Washington, D.C. breaks ground today for brand new National Museum of African American History and Culture

african american history This morning, Washington, D.C. held a groundbreaking ceremony for their brand new National Museum of African American History and Culture that will be the Smithsonian Institution’s 19th museum. The event, attended by President Barack Obama and First Lady Michelle Obama, marked Black History Month by celebrating a new kind of history museum that looks to educate people through a candid representation of African American life, art and culture.

Says Museum Director Lonnie Bunch, “What this museum can do is if we tell the unvarnished truth in a way that’s engaging and not preachy, what I think will happen is that by illuminating all the dark corners of the American experience, we will help people find reconciliation and healing.”

While the project won’t be completed until 2015, you can still visit the National Museum’s current gallery at the Smithsonian (shown above). Until October 14, 2012, visitors can view the exhibition, “Slavery at Jefferson’s Monticello: Paradox of Liberty.” The showcase tells the story of President Thomas Jefferson and his conflicting roles of being a slave owner and an anti-slavery advocate. It’s a good example of the museum telling the kinds of stories that are often seen as taboo, but are important to get out to the public.

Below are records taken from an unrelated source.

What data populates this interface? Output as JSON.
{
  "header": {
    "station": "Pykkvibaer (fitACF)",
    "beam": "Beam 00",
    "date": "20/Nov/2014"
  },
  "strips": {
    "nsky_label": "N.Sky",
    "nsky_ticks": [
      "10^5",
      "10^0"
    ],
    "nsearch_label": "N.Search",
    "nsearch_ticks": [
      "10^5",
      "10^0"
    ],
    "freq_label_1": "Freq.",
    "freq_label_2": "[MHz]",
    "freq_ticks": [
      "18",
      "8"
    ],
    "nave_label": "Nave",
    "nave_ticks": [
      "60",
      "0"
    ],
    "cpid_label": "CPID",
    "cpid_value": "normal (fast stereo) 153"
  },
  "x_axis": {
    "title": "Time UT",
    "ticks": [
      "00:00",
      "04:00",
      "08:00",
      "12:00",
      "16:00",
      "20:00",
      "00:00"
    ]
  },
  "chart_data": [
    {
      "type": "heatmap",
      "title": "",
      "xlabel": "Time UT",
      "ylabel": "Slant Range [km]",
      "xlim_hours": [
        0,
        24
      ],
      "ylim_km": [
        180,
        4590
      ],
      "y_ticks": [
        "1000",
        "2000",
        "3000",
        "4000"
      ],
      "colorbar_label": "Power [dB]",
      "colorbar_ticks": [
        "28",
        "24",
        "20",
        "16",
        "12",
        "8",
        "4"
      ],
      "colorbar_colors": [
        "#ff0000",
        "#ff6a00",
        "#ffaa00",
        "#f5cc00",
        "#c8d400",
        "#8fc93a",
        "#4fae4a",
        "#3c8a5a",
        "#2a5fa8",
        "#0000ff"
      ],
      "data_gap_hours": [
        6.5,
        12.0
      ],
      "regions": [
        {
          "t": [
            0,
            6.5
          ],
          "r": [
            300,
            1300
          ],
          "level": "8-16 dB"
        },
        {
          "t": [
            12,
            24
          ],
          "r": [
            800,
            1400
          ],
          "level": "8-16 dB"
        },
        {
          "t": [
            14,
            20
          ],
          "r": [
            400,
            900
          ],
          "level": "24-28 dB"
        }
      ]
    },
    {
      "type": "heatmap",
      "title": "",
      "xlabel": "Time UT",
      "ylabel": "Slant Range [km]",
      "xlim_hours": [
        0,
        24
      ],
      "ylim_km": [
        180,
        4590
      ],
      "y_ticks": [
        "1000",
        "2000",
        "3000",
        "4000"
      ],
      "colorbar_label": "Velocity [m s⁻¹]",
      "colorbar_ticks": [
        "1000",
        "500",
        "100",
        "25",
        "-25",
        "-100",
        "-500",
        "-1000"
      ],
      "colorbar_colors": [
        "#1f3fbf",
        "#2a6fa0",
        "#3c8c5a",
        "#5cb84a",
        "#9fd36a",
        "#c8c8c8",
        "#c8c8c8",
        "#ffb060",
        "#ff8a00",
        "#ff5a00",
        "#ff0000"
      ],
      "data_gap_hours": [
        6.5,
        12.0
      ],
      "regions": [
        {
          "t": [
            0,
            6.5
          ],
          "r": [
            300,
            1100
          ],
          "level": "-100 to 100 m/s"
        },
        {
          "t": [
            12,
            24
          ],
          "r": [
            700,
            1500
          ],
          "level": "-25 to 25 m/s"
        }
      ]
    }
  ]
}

The seven-level museum will feature architecture and decor inspired by African culture and will eventually feature exhibits on military history, sports, pop culture and music, including items like Louis Armstrong’s trumpet, a Jim Crow-era segregated railroad car, and much more. So far, $100 million has been raised in private funds, and the museum will now begin attempts to raise public funds in order to meet their $250 million goal.